The first way to correct an overbite is with braces. Metal brackets that are fixed to the outside of the teeth. The technology is over 110 years old and is quite well developed. External braces offer a wide range of changes to the bite and provide a quick visual effect. Plus the price, especially in simple cases, is very affordable.

But, unlike more modern methods, such as aligners, braces have a number of obvious disadvantages:

  1. Any external braces are still visible, and this very often influences the choice by adults of one or another method of treating malocclusion.
  2. Braces contribute to the accumulation of plaque on the teeth, which means that oral hygiene is significantly reduced.
  3. Braces really rub the mucous membranes of the cheeks and lips, especially when starting orthodontic procedures.
  4. Restrictions are imposed on the patient in terms of eating solid foods.
  5. They often create significant psychological discomfort. Is correct bite worth such sacrifices on the part of an adult patient?

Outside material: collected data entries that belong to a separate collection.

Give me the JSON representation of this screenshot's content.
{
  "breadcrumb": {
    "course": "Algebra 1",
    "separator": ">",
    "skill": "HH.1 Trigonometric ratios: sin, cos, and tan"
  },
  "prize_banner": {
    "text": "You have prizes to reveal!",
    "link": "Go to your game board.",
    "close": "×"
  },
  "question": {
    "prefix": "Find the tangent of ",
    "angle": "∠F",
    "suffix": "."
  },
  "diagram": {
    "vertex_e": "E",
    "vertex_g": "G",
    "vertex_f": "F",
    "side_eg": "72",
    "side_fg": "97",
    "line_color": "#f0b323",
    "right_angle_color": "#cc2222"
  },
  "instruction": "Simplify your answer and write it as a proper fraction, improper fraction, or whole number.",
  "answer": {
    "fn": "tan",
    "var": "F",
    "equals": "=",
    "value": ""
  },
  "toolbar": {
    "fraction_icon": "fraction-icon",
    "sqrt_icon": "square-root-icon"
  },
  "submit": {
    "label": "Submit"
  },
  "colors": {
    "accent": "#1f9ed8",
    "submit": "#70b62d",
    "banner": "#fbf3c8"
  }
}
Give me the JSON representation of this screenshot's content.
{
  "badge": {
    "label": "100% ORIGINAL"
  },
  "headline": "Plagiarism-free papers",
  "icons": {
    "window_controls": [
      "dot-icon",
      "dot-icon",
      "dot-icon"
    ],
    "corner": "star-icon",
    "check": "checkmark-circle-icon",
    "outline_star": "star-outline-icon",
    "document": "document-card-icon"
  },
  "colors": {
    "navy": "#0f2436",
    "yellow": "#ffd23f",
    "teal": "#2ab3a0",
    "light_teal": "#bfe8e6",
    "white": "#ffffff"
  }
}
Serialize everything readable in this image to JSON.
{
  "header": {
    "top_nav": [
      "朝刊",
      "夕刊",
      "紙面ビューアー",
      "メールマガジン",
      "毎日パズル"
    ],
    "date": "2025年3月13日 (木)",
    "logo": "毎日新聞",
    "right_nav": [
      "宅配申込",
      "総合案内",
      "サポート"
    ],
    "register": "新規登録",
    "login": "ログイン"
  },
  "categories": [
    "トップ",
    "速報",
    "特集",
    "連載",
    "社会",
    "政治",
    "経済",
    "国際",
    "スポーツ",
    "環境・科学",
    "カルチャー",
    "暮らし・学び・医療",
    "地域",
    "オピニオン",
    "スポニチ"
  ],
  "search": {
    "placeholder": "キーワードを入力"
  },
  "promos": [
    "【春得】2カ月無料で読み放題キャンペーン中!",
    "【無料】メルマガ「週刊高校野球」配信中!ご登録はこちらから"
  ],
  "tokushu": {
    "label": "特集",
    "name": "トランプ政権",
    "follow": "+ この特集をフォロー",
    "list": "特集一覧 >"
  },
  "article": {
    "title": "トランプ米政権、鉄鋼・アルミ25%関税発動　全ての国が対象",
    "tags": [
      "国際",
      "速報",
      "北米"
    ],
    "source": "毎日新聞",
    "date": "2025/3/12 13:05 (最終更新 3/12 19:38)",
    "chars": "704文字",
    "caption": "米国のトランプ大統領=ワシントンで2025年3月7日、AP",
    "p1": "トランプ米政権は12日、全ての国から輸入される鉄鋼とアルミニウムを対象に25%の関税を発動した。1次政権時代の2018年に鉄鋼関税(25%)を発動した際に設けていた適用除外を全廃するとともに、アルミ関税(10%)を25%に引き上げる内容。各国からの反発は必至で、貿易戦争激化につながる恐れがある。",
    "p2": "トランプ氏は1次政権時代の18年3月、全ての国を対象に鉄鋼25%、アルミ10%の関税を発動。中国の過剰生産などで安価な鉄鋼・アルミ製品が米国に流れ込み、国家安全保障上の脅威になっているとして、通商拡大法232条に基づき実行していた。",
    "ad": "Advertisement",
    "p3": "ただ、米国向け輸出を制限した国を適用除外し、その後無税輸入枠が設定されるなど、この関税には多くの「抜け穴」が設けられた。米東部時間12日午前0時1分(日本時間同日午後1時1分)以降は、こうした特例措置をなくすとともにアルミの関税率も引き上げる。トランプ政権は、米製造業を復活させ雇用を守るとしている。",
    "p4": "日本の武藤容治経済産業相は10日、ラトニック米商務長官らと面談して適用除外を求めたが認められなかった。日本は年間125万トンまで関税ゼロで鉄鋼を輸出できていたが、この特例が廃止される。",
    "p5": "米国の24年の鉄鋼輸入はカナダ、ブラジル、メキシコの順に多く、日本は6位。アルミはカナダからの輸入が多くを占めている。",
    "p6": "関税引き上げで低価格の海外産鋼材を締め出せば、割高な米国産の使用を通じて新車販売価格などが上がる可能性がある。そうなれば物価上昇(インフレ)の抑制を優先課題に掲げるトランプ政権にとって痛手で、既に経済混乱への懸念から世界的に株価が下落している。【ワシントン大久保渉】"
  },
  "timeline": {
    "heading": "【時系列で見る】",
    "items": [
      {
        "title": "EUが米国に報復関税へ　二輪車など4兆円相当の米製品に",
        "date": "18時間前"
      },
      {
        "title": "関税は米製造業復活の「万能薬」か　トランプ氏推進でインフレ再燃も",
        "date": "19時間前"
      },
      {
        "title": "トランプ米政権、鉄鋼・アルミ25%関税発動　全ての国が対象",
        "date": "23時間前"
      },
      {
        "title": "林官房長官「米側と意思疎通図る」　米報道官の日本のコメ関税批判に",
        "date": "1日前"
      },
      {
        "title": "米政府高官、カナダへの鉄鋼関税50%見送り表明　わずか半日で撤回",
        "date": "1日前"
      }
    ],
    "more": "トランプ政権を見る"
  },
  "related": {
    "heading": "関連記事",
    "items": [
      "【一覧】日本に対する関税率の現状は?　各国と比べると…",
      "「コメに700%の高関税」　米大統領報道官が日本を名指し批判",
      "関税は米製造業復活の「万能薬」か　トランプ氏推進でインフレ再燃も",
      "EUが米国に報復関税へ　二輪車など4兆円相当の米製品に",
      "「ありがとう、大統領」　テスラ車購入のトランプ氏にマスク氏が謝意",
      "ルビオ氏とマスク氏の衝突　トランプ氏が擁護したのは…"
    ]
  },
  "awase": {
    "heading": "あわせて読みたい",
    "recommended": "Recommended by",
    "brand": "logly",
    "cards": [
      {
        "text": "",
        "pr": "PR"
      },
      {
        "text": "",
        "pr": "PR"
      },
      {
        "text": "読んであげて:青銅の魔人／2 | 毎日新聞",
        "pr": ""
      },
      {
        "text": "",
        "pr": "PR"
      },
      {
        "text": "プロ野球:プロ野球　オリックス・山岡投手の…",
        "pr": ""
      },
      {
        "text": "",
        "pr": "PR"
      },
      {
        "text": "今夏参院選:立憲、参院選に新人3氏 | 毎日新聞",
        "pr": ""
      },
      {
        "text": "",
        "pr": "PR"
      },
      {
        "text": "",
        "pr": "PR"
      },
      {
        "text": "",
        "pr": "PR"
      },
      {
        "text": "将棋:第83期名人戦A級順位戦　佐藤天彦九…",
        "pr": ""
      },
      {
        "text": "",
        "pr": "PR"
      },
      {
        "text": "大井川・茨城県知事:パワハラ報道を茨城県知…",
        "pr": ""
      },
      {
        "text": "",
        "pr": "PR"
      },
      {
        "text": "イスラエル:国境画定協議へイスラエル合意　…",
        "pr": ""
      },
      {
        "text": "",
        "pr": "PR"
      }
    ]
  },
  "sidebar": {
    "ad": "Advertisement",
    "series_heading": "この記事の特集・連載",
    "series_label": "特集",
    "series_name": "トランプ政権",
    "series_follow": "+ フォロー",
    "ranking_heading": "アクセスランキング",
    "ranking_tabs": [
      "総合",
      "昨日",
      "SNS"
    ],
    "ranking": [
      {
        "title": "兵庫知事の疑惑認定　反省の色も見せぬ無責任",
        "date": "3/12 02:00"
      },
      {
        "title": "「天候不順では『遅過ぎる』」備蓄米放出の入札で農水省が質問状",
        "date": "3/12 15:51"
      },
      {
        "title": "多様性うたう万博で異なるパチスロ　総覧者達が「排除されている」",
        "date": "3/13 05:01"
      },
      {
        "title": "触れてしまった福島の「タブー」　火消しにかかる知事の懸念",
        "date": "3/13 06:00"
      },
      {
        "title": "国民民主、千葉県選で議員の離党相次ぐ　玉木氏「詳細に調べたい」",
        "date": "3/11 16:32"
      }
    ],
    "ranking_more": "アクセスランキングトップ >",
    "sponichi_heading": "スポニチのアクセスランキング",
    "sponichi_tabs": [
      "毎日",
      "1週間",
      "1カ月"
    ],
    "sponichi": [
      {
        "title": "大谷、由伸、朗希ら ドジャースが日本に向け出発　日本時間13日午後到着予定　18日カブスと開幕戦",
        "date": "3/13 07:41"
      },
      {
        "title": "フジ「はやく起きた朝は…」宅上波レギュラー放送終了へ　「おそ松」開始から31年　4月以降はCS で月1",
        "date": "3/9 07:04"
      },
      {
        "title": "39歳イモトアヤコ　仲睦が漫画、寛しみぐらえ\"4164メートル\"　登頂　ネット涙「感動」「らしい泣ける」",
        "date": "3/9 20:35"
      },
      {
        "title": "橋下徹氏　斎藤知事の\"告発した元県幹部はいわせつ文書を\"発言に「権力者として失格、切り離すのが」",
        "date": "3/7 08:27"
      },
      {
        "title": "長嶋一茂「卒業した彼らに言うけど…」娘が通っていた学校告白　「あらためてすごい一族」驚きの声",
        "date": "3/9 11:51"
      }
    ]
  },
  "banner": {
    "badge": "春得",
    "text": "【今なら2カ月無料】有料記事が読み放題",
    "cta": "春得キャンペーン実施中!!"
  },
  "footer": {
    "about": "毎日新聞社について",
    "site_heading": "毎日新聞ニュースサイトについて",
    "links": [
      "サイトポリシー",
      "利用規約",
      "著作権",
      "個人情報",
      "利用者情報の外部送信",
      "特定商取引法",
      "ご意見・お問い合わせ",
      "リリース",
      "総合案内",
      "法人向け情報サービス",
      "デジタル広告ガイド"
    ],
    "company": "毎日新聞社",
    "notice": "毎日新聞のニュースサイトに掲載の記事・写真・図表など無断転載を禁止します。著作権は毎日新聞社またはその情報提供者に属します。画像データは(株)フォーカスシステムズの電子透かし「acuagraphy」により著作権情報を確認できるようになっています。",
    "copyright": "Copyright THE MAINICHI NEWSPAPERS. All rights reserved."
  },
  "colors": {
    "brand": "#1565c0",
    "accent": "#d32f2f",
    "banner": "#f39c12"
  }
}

Today, the decision to correct the bite is treated with understanding, and braces no longer cause a smile. But still, the use of braces makes many people experience both physical and mental discomfort.

Consequences

The influence of bite on the condition of the dental system and the entire body is enormous.

Bite pathologies lead to:

  • Loss of teeth. Uneven chewing load leads to cracks and chips. Bacteria penetrate through the damaged enamel layer, affecting periodontal tissue. Periodontitis develops. Teeth become loose and fall out. The risk of caries in such cases is higher than in people without defects.
  • Disorders of the temporomandibular joint (TMJ). It begins to click, hurt, and in severe cases, dislocation is possible.
  • Due to crowded teeth, plaque and tartar quickly form, which provokes gingivitis and periodontitis.
  • Insufficient contact between teeth leads to food being poorly chewed. As a result, problems arise with the gastrointestinal tract.
  • Oral, impaired breathing causes diseases of the respiratory system.
  • The position of the jaws affects posture. An abnormal movement of the jaw forward shifts the center of gravity, the position of the neck changes, the chest collapses, and the person begins to stoop. Muscle tone is impaired and back pain begins.
  • An incorrect bite distorts facial features and disrupts its symmetry.

Anomalies of the jaws affect the psychological state. The person withdraws into himself and avoids company. Depressive states are common.

Orthodontic treatment restores physical and emotional balance and helps improve self-esteem.